AUD/USD in focus ahead of Chinese data, Trump inauguration

The AUD/USD has enjoyed an impressive recovery since the turn of the year. It has climbed from around 0.72 to a high of above 0.75 so far. But the good run of form may be about to end as it tests an in important resistance area ahead of upcoming key fundamental events: top tier Chinese economic data and Donald Trump’s inauguration.

China is Australia’s largest trading partner and so if the latest economic figures – due for release in the early hours of Friday – deviate significantly from expectations then we may see the Aussie move correspondingly sharply. The world’s second largest economy is expected to have grown by 6.7% in the final quarter of last year compared to the same quarter of 2015. If correct, growth would be unchanged from Q3. Meanwhile, industrial production is expected to have eased to 6.1% year-over-year in December from 6.2% the previous month. The other important numbers to watch form China include fixed asset investment and retail sales.

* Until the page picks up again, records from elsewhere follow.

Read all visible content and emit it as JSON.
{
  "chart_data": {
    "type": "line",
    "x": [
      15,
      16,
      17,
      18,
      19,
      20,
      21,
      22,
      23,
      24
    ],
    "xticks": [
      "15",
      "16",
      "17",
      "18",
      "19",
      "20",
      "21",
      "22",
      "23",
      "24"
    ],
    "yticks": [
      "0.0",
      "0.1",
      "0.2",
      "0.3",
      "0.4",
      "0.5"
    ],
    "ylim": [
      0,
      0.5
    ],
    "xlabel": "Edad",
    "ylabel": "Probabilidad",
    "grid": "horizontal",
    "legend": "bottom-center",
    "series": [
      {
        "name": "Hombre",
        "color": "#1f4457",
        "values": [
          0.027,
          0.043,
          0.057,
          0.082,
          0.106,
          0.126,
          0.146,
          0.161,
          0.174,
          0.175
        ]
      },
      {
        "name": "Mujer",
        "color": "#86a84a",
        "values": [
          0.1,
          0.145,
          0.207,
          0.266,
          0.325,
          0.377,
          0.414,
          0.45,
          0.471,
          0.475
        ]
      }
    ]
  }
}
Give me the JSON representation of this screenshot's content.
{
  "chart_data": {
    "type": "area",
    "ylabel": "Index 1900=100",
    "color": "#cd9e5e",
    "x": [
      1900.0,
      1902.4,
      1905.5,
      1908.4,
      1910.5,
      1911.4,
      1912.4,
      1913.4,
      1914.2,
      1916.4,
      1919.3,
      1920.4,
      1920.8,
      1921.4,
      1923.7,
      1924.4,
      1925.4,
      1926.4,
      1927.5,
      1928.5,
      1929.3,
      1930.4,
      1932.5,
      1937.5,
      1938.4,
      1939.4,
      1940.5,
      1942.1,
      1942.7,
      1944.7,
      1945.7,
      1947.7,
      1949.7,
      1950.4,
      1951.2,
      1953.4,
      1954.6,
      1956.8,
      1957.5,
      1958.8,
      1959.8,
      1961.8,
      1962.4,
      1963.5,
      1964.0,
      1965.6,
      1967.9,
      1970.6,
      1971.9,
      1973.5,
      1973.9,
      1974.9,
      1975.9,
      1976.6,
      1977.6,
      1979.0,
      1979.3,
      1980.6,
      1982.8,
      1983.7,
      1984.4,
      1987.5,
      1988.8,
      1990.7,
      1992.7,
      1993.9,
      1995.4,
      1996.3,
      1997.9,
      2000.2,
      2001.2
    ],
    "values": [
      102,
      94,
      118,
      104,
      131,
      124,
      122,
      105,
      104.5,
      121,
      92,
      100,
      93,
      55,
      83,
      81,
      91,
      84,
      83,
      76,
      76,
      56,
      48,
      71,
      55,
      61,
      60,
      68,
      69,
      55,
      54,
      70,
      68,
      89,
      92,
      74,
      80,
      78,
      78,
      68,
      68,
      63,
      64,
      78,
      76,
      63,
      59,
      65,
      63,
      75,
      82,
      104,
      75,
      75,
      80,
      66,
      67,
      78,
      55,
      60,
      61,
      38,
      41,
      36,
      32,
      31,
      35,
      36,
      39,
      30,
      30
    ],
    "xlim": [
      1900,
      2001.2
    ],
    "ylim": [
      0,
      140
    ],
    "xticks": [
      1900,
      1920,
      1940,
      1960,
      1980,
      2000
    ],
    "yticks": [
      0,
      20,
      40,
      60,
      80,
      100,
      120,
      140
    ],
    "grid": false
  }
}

But the elephant in the room is Donald Trump’s inauguration tomorrow. The US President-elect’s speech will likely move the dollar and stocks sharply as my colleague James Chen wrote in his preview HERE. Ahead of the inauguration, the dollar has been bought today against most currencies – as traders probably anticipate to hear ambitious spending plans from Trump – though not so much against the Aussie so far. But that could change during the Asian session overnight. As well as Trump’ inauguration, the dollar has been boosted further by the latest US macro pointers, which have been solid. Jobless claims fell while building permits and housing starts rose, as too did the Philly Fed Manufacturing Index. From Australia, the latest jobs numbers, released overnight, were mixed with the unemployment rate unexpectedly rising to 5.8% even as total employment rose by a larger-than-expected 13,500.

Ahead of the abovementioned fundamental events, the AUD/USD has arrived at a key resistance area, namely between 0.7560 and 0.7580. This area marks the last swing low prior to the rally that ultimately failed to clear that 0.7750-80 resistance zone. Previously support, the 0.7560-0.7580 area is the new resistance range: three attempts in as many days to break higher have all failed so far.

Interestingly, the price action leading up to this 0.7560-0.7580 resistance area looks very similar to price action prior to the last big downswing at the end of last year. If this price pattern is anything to go by then the Aussie could potentially drop again and this time go below 0.70 in the coming weeks. For this potential move to come to fruition, the sellers will first and foremost need to see a break back below the pivotal 0.7500 handle, where we also have the 200-day moving average residing. Once this condition is met then the path of least resistance would be to the downside again (as the move above the 200 MA would be considered a false break). Until that happens though, the bears will need to be nimble as the AUD/USD could just as easily break the abovementioned 0.7560/80 resistance area before potentially staging a more significant recovery. But for now, I am leaning more towards the bearish argument given the extended bullish run into a key resistance area.